Groten Hall was the second oldest building on campus, brownstone brick with weathered white Gothic pillars and trim. Because the campus had developed north, out from its original parcel, Groten Hall was now the most remote building on the university grounds. Room 347 was an ample space with windows stretching almost ceiling to floor and offering a view of the old oaks. Amazingly, the room still enjoyed its original dark cherry wood floor, buffed nicely though showing the character of its years.
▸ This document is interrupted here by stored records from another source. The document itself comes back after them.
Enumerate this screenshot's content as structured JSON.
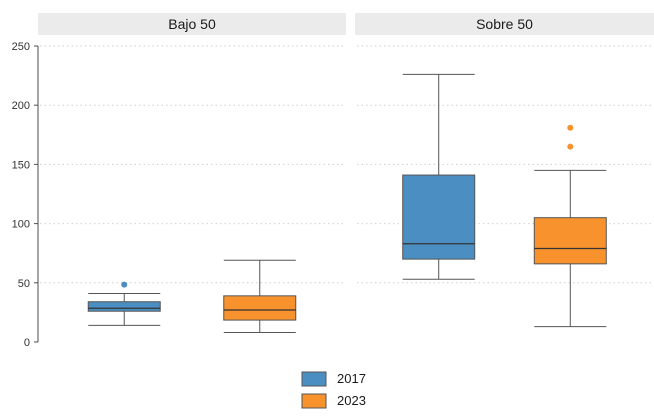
{
  "chart_data": {
    "type": "boxplot",
    "facets": [
      "Bajo 50",
      "Sobre 50"
    ],
    "series": [
      {
        "name": "2017",
        "color": "#4a8ec2"
      },
      {
        "name": "2023",
        "color": "#f7922d"
      }
    ],
    "ylim": [
      0,
      250
    ],
    "yticks": [
      0,
      50,
      100,
      150,
      200,
      250
    ],
    "grid": true,
    "legend_position": "bottom-center",
    "boxes": [
      {
        "facet": "Bajo 50",
        "series": "2017",
        "whisker_low": 14,
        "q1": 26,
        "median": 28.5,
        "q3": 34,
        "whisker_high": 41,
        "outliers": [
          48.5
        ]
      },
      {
        "facet": "Bajo 50",
        "series": "2023",
        "whisker_low": 8,
        "q1": 18.5,
        "median": 27,
        "q3": 39,
        "whisker_high": 69,
        "outliers": []
      },
      {
        "facet": "Sobre 50",
        "series": "2017",
        "whisker_low": 53,
        "q1": 70,
        "median": 83,
        "q3": 141,
        "whisker_high": 226,
        "outliers": []
      },
      {
        "facet": "Sobre 50",
        "series": "2023",
        "whisker_low": 13,
        "q1": 66,
        "median": 79,
        "q3": 105,
        "whisker_high": 145,
        "outliers": [
          165,
          181
        ]
      }
    ]
  }
}
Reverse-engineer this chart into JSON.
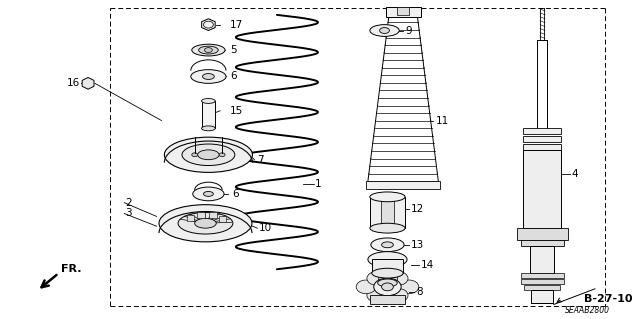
{
  "bg_color": "#ffffff",
  "line_color": "#000000",
  "fig_width": 6.4,
  "fig_height": 3.19,
  "dpi": 100,
  "title_code": "B-27-10",
  "part_number": "SEAAB2800"
}
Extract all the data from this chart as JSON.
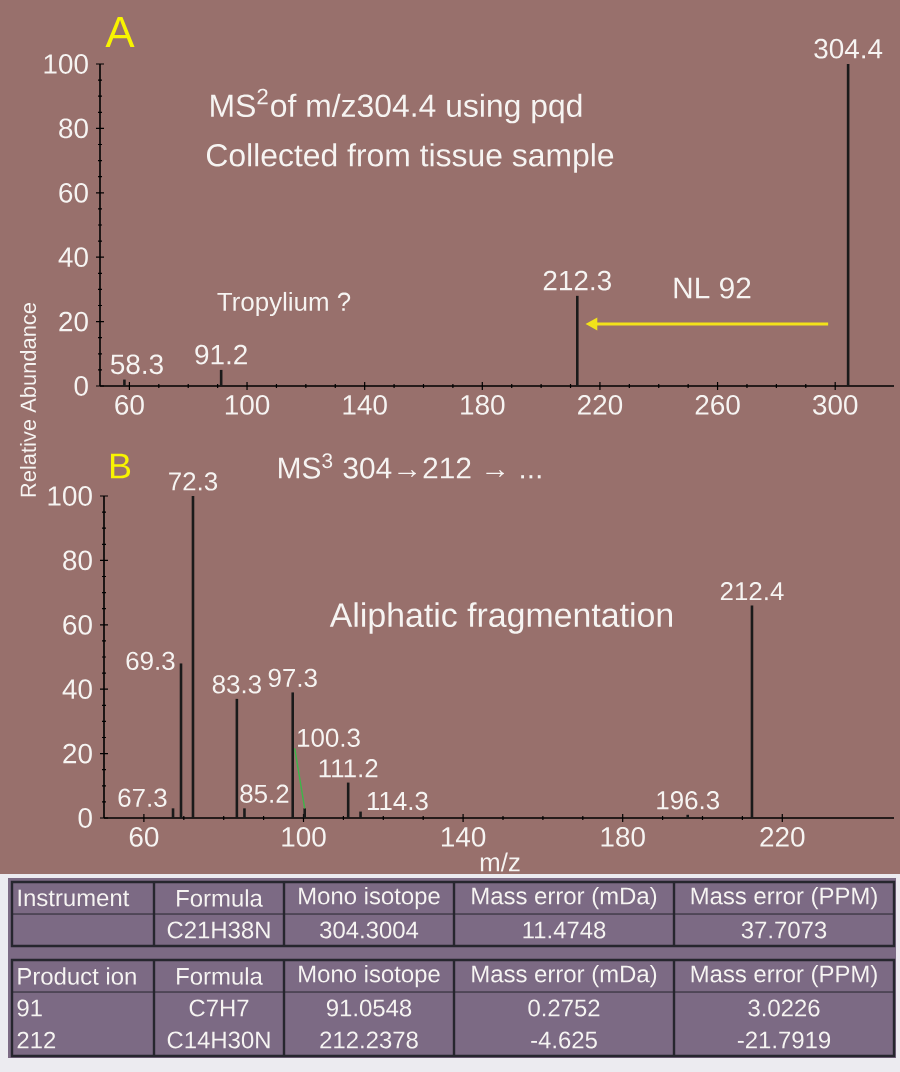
{
  "chart_data": [
    {
      "type": "bar",
      "title": "A",
      "ylabel": "Relative Abundance",
      "annotations": [
        "MS$^{2}$of m/z304.4 using pqd",
        "Collected from tissue sample",
        "Tropylium ?",
        "NL 92",
        {
          "text": "58.3",
          "x": 58.3,
          "y": 2
        },
        {
          "text": "91.2",
          "x": 91.2,
          "y": 5
        },
        {
          "text": "212.3",
          "x": 212.3,
          "y": 28
        },
        {
          "text": "304.4",
          "x": 304.4,
          "y": 100
        }
      ],
      "x": [
        58.3,
        91.2,
        212.3,
        304.4
      ],
      "values": [
        2,
        5,
        28,
        100
      ],
      "color": "#1a1a1a",
      "xlim": [
        50,
        320
      ],
      "ylim": [
        0,
        100
      ],
      "xticks": [
        60,
        100,
        140,
        180,
        220,
        260,
        300
      ],
      "yticks": [
        0,
        20,
        40,
        60,
        80,
        100
      ]
    },
    {
      "type": "bar",
      "title": "B",
      "xlabel": "m/z",
      "annotations": [
        "MS$^{3}$ 304→212 → ...",
        "Aliphatic fragmentation",
        {
          "text": "67.3",
          "x": 67.3,
          "y": 3
        },
        {
          "text": "69.3",
          "x": 69.3,
          "y": 48
        },
        {
          "text": "72.3",
          "x": 72.3,
          "y": 100
        },
        {
          "text": "83.3",
          "x": 83.3,
          "y": 37
        },
        {
          "text": "85.2",
          "x": 85.2,
          "y": 3
        },
        {
          "text": "97.3",
          "x": 97.3,
          "y": 39
        },
        {
          "text": "100.3",
          "x": 100.3,
          "y": 3
        },
        {
          "text": "111.2",
          "x": 111.2,
          "y": 11
        },
        {
          "text": "114.3",
          "x": 114.3,
          "y": 2
        },
        {
          "text": "196.3",
          "x": 196.3,
          "y": 1
        },
        {
          "text": "212.4",
          "x": 212.4,
          "y": 66
        }
      ],
      "x": [
        67.3,
        69.3,
        72.3,
        83.3,
        85.2,
        97.3,
        100.3,
        111.2,
        114.3,
        196.3,
        212.4
      ],
      "values": [
        3,
        48,
        100,
        37,
        3,
        39,
        3,
        11,
        2,
        1,
        66
      ],
      "color": "#1a1a1a",
      "xlim": [
        50,
        248
      ],
      "ylim": [
        0,
        100
      ],
      "xticks": [
        60,
        100,
        140,
        180,
        220
      ],
      "yticks": [
        0,
        20,
        40,
        60,
        80,
        100
      ]
    },
    {
      "type": "other",
      "categories": [
        "Instrument",
        "Formula",
        "Mono isotope",
        "Mass error (mDa)",
        "Mass error (PPM)"
      ],
      "cell_labels": [
        [
          null,
          "C21H38N",
          "304.3004",
          "11.4748",
          "37.7073"
        ]
      ]
    },
    {
      "type": "other",
      "categories": [
        "Product ion",
        "Formula",
        "Mono isotope",
        "Mass error (mDa)",
        "Mass error (PPM)"
      ],
      "cell_labels": [
        [
          "91",
          "C7H7",
          "91.0548",
          "0.2752",
          "3.0226"
        ],
        [
          "212",
          "C14H30N",
          "212.2378",
          "-4.625",
          "-21.7919"
        ]
      ]
    }
  ]
}
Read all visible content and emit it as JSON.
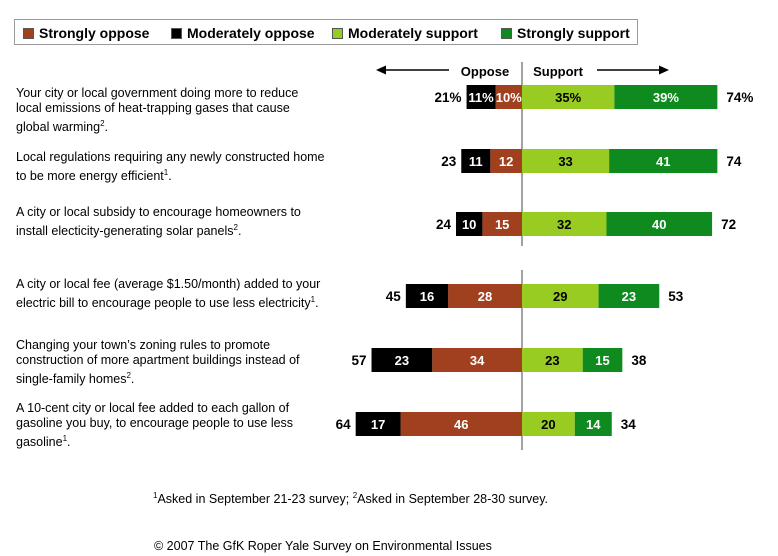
{
  "legend": {
    "items": [
      {
        "label": "Strongly oppose",
        "color": "#a0401e"
      },
      {
        "label": "Moderately oppose",
        "color": "#000000"
      },
      {
        "label": "Moderately support",
        "color": "#99cc22"
      },
      {
        "label": "Strongly support",
        "color": "#0e8a1e"
      }
    ]
  },
  "axis": {
    "oppose_label": "Oppose",
    "support_label": "Support"
  },
  "chart_data": {
    "type": "bar",
    "orientation": "diverging-horizontal",
    "categories": [
      "Your city or local government doing more to reduce local emissions of heat-trapping gases that cause global warming",
      "Local regulations requiring any newly constructed home to be more energy efficient",
      "A city or local subsidy to encourage homeowners to install electicity-generating solar panels",
      "A city or local fee (average $1.50/month) added to your electric bill to encourage people to use less electricity",
      "Changing your town’s zoning rules to promote construction of more apartment buildings instead of single-family homes",
      "A 10-cent city or local fee added to each gallon of gasoline you buy, to encourage people to use less gasoline"
    ],
    "footnote_marks": [
      "2",
      "1",
      "2",
      "1",
      "2",
      "1"
    ],
    "series": [
      {
        "name": "Strongly oppose",
        "color": "#a0401e",
        "values": [
          10,
          12,
          15,
          28,
          34,
          46
        ],
        "labels": [
          "10%",
          "12",
          "15",
          "28",
          "34",
          "46"
        ]
      },
      {
        "name": "Moderately oppose",
        "color": "#000000",
        "values": [
          11,
          11,
          10,
          16,
          23,
          17
        ],
        "labels": [
          "11%",
          "11",
          "10",
          "16",
          "23",
          "17"
        ]
      },
      {
        "name": "Moderately support",
        "color": "#99cc22",
        "values": [
          35,
          33,
          32,
          29,
          23,
          20
        ],
        "labels": [
          "35%",
          "33",
          "32",
          "29",
          "23",
          "20"
        ]
      },
      {
        "name": "Strongly support",
        "color": "#0e8a1e",
        "values": [
          39,
          41,
          40,
          23,
          15,
          14
        ],
        "labels": [
          "39%",
          "41",
          "40",
          "23",
          "15",
          "14"
        ]
      }
    ],
    "oppose_totals": [
      "21%",
      "23",
      "24",
      "45",
      "57",
      "64"
    ],
    "support_totals": [
      "74%",
      "74",
      "72",
      "53",
      "38",
      "34"
    ]
  },
  "footnote": {
    "mark1": "1",
    "text1": "Asked in September 21-23 survey; ",
    "mark2": "2",
    "text2": "Asked in September 28-30 survey."
  },
  "source": "© 2007 The GfK Roper Yale Survey on Environmental Issues"
}
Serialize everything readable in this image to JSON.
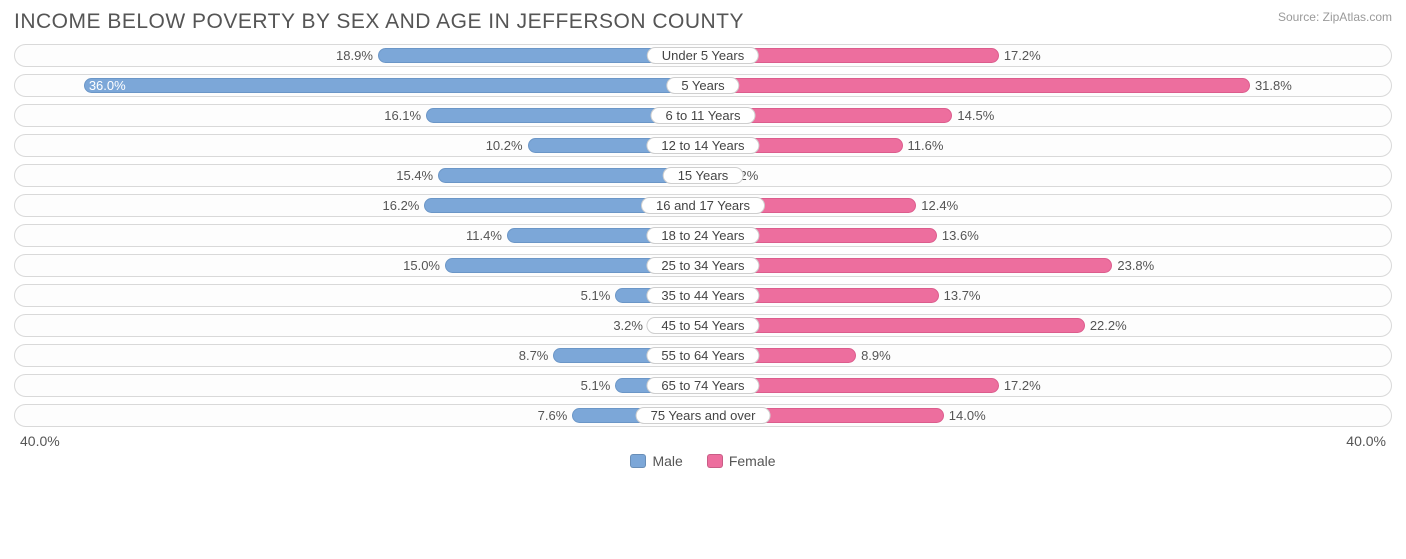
{
  "title": "INCOME BELOW POVERTY BY SEX AND AGE IN JEFFERSON COUNTY",
  "source_prefix": "Source: ",
  "source_name": "ZipAtlas.com",
  "axis_max": 40.0,
  "axis_left_label": "40.0%",
  "axis_right_label": "40.0%",
  "legend": {
    "male": "Male",
    "female": "Female"
  },
  "colors": {
    "male_fill": "#7ca7d8",
    "male_border": "#6b96c7",
    "female_fill": "#ed6e9e",
    "female_border": "#dc5d8d",
    "row_border": "#d9d9d9",
    "text": "#555555",
    "pill_bg": "#ffffff",
    "pill_border": "#cfcfcf",
    "background": "#ffffff"
  },
  "typography": {
    "title_fontsize": 21,
    "label_fontsize": 13,
    "axis_fontsize": 14,
    "legend_fontsize": 14,
    "source_fontsize": 12,
    "font_family": "Arial"
  },
  "chart": {
    "type": "diverging-bar",
    "categories": [
      {
        "label": "Under 5 Years",
        "male": 18.9,
        "female": 17.2,
        "male_label": "18.9%",
        "female_label": "17.2%"
      },
      {
        "label": "5 Years",
        "male": 36.0,
        "female": 31.8,
        "male_label": "36.0%",
        "female_label": "31.8%"
      },
      {
        "label": "6 to 11 Years",
        "male": 16.1,
        "female": 14.5,
        "male_label": "16.1%",
        "female_label": "14.5%"
      },
      {
        "label": "12 to 14 Years",
        "male": 10.2,
        "female": 11.6,
        "male_label": "10.2%",
        "female_label": "11.6%"
      },
      {
        "label": "15 Years",
        "male": 15.4,
        "female": 1.2,
        "male_label": "15.4%",
        "female_label": "1.2%"
      },
      {
        "label": "16 and 17 Years",
        "male": 16.2,
        "female": 12.4,
        "male_label": "16.2%",
        "female_label": "12.4%"
      },
      {
        "label": "18 to 24 Years",
        "male": 11.4,
        "female": 13.6,
        "male_label": "11.4%",
        "female_label": "13.6%"
      },
      {
        "label": "25 to 34 Years",
        "male": 15.0,
        "female": 23.8,
        "male_label": "15.0%",
        "female_label": "23.8%"
      },
      {
        "label": "35 to 44 Years",
        "male": 5.1,
        "female": 13.7,
        "male_label": "5.1%",
        "female_label": "13.7%"
      },
      {
        "label": "45 to 54 Years",
        "male": 3.2,
        "female": 22.2,
        "male_label": "3.2%",
        "female_label": "22.2%"
      },
      {
        "label": "55 to 64 Years",
        "male": 8.7,
        "female": 8.9,
        "male_label": "8.7%",
        "female_label": "8.9%"
      },
      {
        "label": "65 to 74 Years",
        "male": 5.1,
        "female": 17.2,
        "male_label": "5.1%",
        "female_label": "17.2%"
      },
      {
        "label": "75 Years and over",
        "male": 7.6,
        "female": 14.0,
        "male_label": "7.6%",
        "female_label": "14.0%"
      }
    ]
  }
}
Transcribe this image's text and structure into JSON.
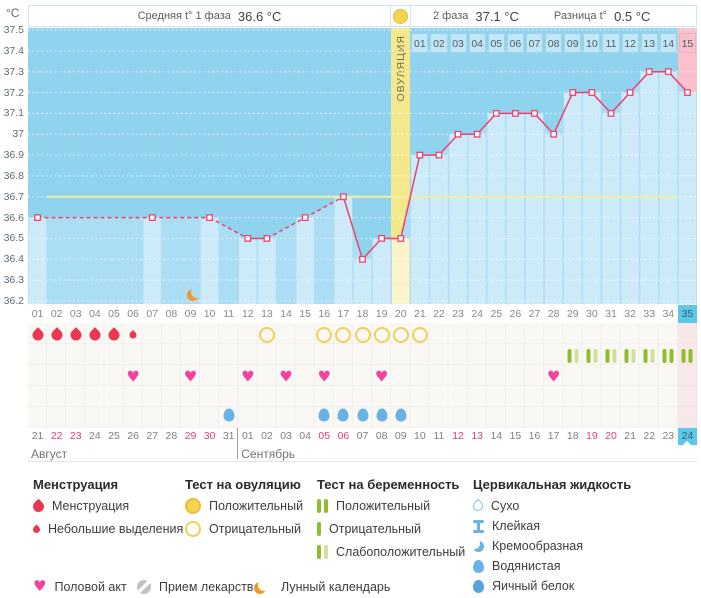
{
  "header": {
    "unit": "°C",
    "phase1_label": "Средняя t° 1 фаза",
    "phase1_value": "36.6 °C",
    "phase2_label": "2 фаза",
    "phase2_value": "37.1 °C",
    "diff_label": "Разница t°",
    "diff_value": "0.5 °C"
  },
  "chart_data": {
    "type": "line",
    "ylabel": "°C",
    "ylim": [
      36.2,
      37.5
    ],
    "yticks": [
      "37.5",
      "37.4",
      "37.3",
      "37.2",
      "37.1",
      "37",
      "36.9",
      "36.8",
      "36.7",
      "36.6",
      "36.5",
      "36.4",
      "36.3",
      "36.2"
    ],
    "days_total": 35,
    "coverline": 36.7,
    "ovulation": {
      "day": 20,
      "label": "ОВУЛЯЦИЯ"
    },
    "dpo_start_day": 21,
    "dpo_labels": [
      "01",
      "02",
      "03",
      "04",
      "05",
      "06",
      "07",
      "08",
      "09",
      "10",
      "11",
      "12",
      "13",
      "14",
      "15"
    ],
    "dpo_highlight_label": "15",
    "highlight_column_day": 35,
    "moon_day": 9,
    "series": [
      {
        "name": "Базальная температура",
        "points": [
          [
            1,
            36.6
          ],
          [
            7,
            36.6
          ],
          [
            10,
            36.6
          ],
          [
            12,
            36.5
          ],
          [
            13,
            36.5
          ],
          [
            15,
            36.6
          ],
          [
            17,
            36.7
          ],
          [
            18,
            36.4
          ],
          [
            19,
            36.5
          ],
          [
            20,
            36.5
          ],
          [
            21,
            36.9
          ],
          [
            22,
            36.9
          ],
          [
            23,
            37
          ],
          [
            24,
            37
          ],
          [
            25,
            37.1
          ],
          [
            26,
            37.1
          ],
          [
            27,
            37.1
          ],
          [
            28,
            37
          ],
          [
            29,
            37.2
          ],
          [
            30,
            37.2
          ],
          [
            31,
            37.1
          ],
          [
            32,
            37.2
          ],
          [
            33,
            37.3
          ],
          [
            34,
            37.3
          ],
          [
            35,
            37.2
          ]
        ]
      }
    ]
  },
  "grid": {
    "day_numbers": [
      "01",
      "02",
      "03",
      "04",
      "05",
      "06",
      "07",
      "08",
      "09",
      "10",
      "11",
      "12",
      "13",
      "14",
      "15",
      "16",
      "17",
      "18",
      "19",
      "20",
      "21",
      "22",
      "23",
      "24",
      "25",
      "26",
      "27",
      "28",
      "29",
      "30",
      "31",
      "32",
      "33",
      "34",
      "35"
    ],
    "current_day": 35,
    "menstruation_days": [
      1,
      2,
      3,
      4,
      5
    ],
    "spotting_days": [
      6
    ],
    "ovulation_test_negative_days": [
      13,
      16,
      17,
      18,
      19,
      20,
      21
    ],
    "pregnancy_test_weak_days": [
      29,
      30,
      31,
      32,
      33
    ],
    "pregnancy_test_positive_days": [
      34,
      35
    ],
    "intercourse_days": [
      6,
      9,
      12,
      14,
      16,
      19,
      28
    ],
    "cervical_watery_days": [
      11,
      16,
      17,
      18,
      19,
      20
    ],
    "dates": [
      "21",
      "22",
      "23",
      "24",
      "25",
      "26",
      "27",
      "28",
      "29",
      "30",
      "31",
      "01",
      "02",
      "03",
      "04",
      "05",
      "06",
      "07",
      "08",
      "09",
      "10",
      "11",
      "12",
      "13",
      "14",
      "15",
      "16",
      "17",
      "18",
      "19",
      "20",
      "21",
      "22",
      "23",
      "24"
    ],
    "weekend_day_indices": [
      2,
      3,
      9,
      10,
      16,
      17,
      23,
      24,
      30,
      31
    ],
    "months": [
      {
        "label": "Август",
        "start_day": 1
      },
      {
        "label": "Сентябрь",
        "start_day": 12
      }
    ]
  },
  "legend": {
    "columns": [
      {
        "title": "Менструация",
        "items": [
          {
            "icon": "drop",
            "label": "Менструация"
          },
          {
            "icon": "drop-small",
            "label": "Небольшие выделения"
          }
        ]
      },
      {
        "title": "Тест на овуляцию",
        "items": [
          {
            "icon": "circle-filled",
            "label": "Положительный"
          },
          {
            "icon": "circle-outline",
            "label": "Отрицательный"
          }
        ]
      },
      {
        "title": "Тест на беременность",
        "items": [
          {
            "icon": "bars-positive",
            "label": "Положительный"
          },
          {
            "icon": "bar-negative",
            "label": "Отрицательный"
          },
          {
            "icon": "bars-weak",
            "label": "Слабоположительный"
          }
        ]
      },
      {
        "title": "Цервикальная жидкость",
        "items": [
          {
            "icon": "drop-outline",
            "label": "Сухо"
          },
          {
            "icon": "sticky",
            "label": "Клейкая"
          },
          {
            "icon": "creamy",
            "label": "Кремообразная"
          },
          {
            "icon": "watery",
            "label": "Водянистая"
          },
          {
            "icon": "eggwhite",
            "label": "Яичный белок"
          }
        ]
      }
    ],
    "footer": [
      {
        "icon": "heart",
        "label": "Половой акт"
      },
      {
        "icon": "pill",
        "label": "Прием лекарств"
      },
      {
        "icon": "moon",
        "label": "Лунный календарь"
      }
    ]
  },
  "colors": {
    "chart_background": "#8fd3ee",
    "area_fill": "#abdef4",
    "bar_fill": "#cdeaf8",
    "ovulation_band": "#f5e88c",
    "ovulation_bar": "#fbf4ca",
    "dpo_cell": "#c2e6f5",
    "pink_highlight": "#f9c0cd",
    "temperature_line": "#ee4170",
    "coverline": "#f2eea4",
    "current_day_highlight": "#5cc7e8",
    "menstruation": "#e9384f",
    "intercourse_heart": "#f5429d",
    "ovulation_test": "#f2cf55",
    "ovulation_test_fill": "#f7d44e",
    "pregnancy_test": "#8fbe2b",
    "pregnancy_test_weak": "#cfe09d",
    "cervical_fluid": "#68b2e4",
    "moon": "#f19a2b",
    "weekend_date": "#ee3b70",
    "medication": "#bfbfbf"
  }
}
As we entered (not quietly) and took our seats, Professor Bogert hunched over his heavy desk, baptized in whatever he was reading. Unruly, grey hair spilled over his ears. His glasses hung at the end of his nose, defying gravity and refusing to tumble over the edge. The elbow patches on his brown cardigan were nearly worn through. Prof Bogert never looked up, not so much as a flinch or a grunt. He sat dead-still, as if entranced by some other world. Our laughter and boisterous chatter crescendoed, still nothing. Proffessor Bogert seemed unaware that there was a single other person in the universe. The only hint that he wasn’t a wax character was the slight – ever so slight – motion from his lips, like some inward thought escaped in silence. A time or two, we caught a glimpse of what I would now describe (though I could not have described it then) as the crack of a quiet grin. I’ve now come to know this expression now – the moment when something beautiful catches you by surprise, like the crisp whiff of Fall or an unexpected kiss.
But there he sat.
And then, at precisely the moment when the clock on the back wall clicked 2:05, Professor Bogert stood up. He stuck his pipe in his mouth and walked slowly around to the front of his desk. He leaned back on the front edge and took a deep pull from his Virginia tobacco. And waited.
The second hand on the clock clicked in rhythm. The wood floors creaked with our slightest movement. The walls groaned quietly, thanks to the old boiler-heater. Professor Bogert took another pull. And waited.
Then, beginning at the back lefthand corner of the room, the old professor caught Levine’s eye – Levine, the one who sat as far away as possible. He locked on the poor boy and for five or six seconds held his gaze, smiling wide and deep, as if he was pouring a smile into poor, nervous Levine. Then, one by one, Prof Bogert went down the back row, generously peering into each person’s eyes for a few seconds, seconds that felt like days. The clock ticked, the floors creaked. And the old man with the kind, steel eyes took his sweet, sweet time with every single one of us.
We sat spellbound, unnerved but drawn in, while Professor Bogert took another long pull, exhaling hickory smoke. For the first time, he spoke. “The world is more beautiful than you’ve imagined. The world is more terrifying than you’ve imagined. What should we do with this truth?”